A sect of young men all dressed in the same blue smocks with bricks on their heads stop in front of me. I am naturally suspicious. One of them asks me for alms. I hand over some rupees and ask for directions to the Monkey Temple. He tells me that I need to head back through the maze.

I get hopelessly lost again. After asking for more directions, I find myself on a driveway swarming with monkeys which all, for some reason, have red rears. There are lots of monkeys here, so maybe I’m close to the Monkey Temple, I reasoned.

A few minutes later, I am standing at a tall fence patrolled by dozens of grumpy-looking policemen with submachine guns. They are frisking visitors, confiscating their bags, cameras and mobile phones. As if that isn’t enough, there’s also a man-sized X-ray machine that all-comers must pass through. I can’t see anything of the temple itself over the fence, but there is the faint noise of singing. I can’t see the point of such zeal. Or perhaps this is a post-9/11 policy?

After the ethereal pleasures of the ghats, I am put off by this distinctly un-spiritual spectacle.
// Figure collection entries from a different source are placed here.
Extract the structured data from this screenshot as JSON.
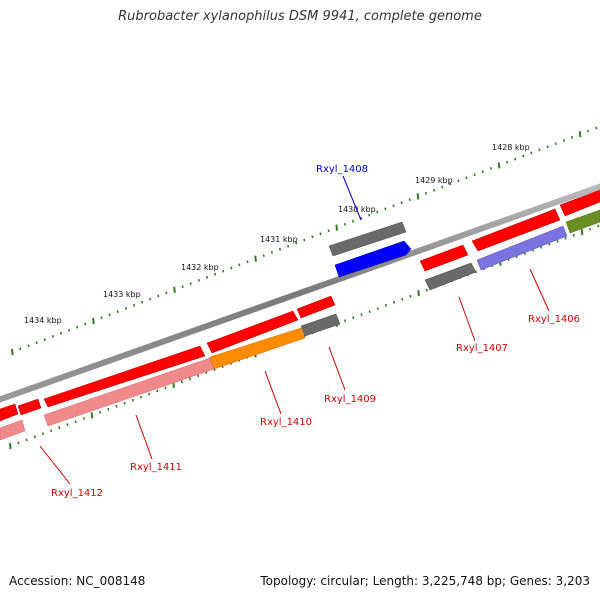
{
  "title": "Rubrobacter xylanophilus DSM 9941, complete genome",
  "footer": {
    "accession": "Accession: NC_008148",
    "summary": "Topology: circular; Length: 3,225,748 bp; Genes: 3,203"
  },
  "scale_labels": [
    "1428 kbp",
    "1429 kbp",
    "1430 kbp",
    "1431 kbp",
    "1432 kbp",
    "1433 kbp",
    "1434 kbp"
  ],
  "gene_labels": [
    {
      "name": "Rxyl_1408",
      "color": "#0000cc"
    },
    {
      "name": "Rxyl_1407",
      "color": "#cc0000"
    },
    {
      "name": "Rxyl_1406",
      "color": "#cc0000"
    },
    {
      "name": "Rxyl_1409",
      "color": "#cc0000"
    },
    {
      "name": "Rxyl_1410",
      "color": "#cc0000"
    },
    {
      "name": "Rxyl_1411",
      "color": "#cc0000"
    },
    {
      "name": "Rxyl_1412",
      "color": "#cc0000"
    }
  ],
  "colors": {
    "backbone": "#888888",
    "tick": "#2e7d1e",
    "gene_red": "#ff0000",
    "gene_grey": "#666666",
    "gene_blue": "#0000ff",
    "gene_pink": "#f08a8a",
    "gene_orange": "#ff8c00",
    "gene_lavender": "#7b73e0",
    "gene_olive": "#6b8e23"
  }
}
I turn round and head back up the driveway. I return to the ghats—eventually—and spend the rest of my day here, watching the sun go down and the worshippers singing and dancing and the beacons and fires come alive.

The Ghats of Varanasi
One of the prime attractions of this ancient living city is undoubtedly the ghats or ceremonial stairs along the west banks of the Ganges which offers a breathtaking experience. Here, you come face to face with the physical, metaphysical and supernatural. There are about 81 such ghats, huge rectangular stairs that lead to the river. To truly enjoy and experience the beauty, rich customs, traditions and mysticism of this holy city, take a leisurely stroll, mingle with the local or better yet, take a slow boat ride on the Ganges. Some of the popular ghats are:

DASASWAMEDH GHAT is one of the oldest and the main bathing ghat which attracts thousands of pilgrims, salvation seekers and tourists.

MANIKARNIKA GHAT or “jewelled earring” is one of the oldest and perhaps the most sacred ghat. This is a cremation area where the mortal remains are “entrusted” to the flames, followed by prayers for the soul to rest in eternal peace. Hindus believe that anyone cremated here will attain moksha or salvation.

ASSI GHAT is where pilgrims bathe before paying homage to Lord Shiva, who takes the form of a huge lingam situated under a peepal tree.

TULSI GHAT is named in honour of Tulsi Das, a 16th-century poet who spent many years here composing the epic Ram Charit Manas. There is a temple on this ghat dedicated to Lord Rama.

PANCH GANGA GHAT is believed to be the place where five rivers are said to meet. The Alamgir Mosque, built by Mogul ruler Aurangzeb, is located here.

MAN MANDIR GHAT, built in the 18th century by the Maharajah of Jaipur, is noted for its splendid observatory which is outfitted with a number of elaborate window casings.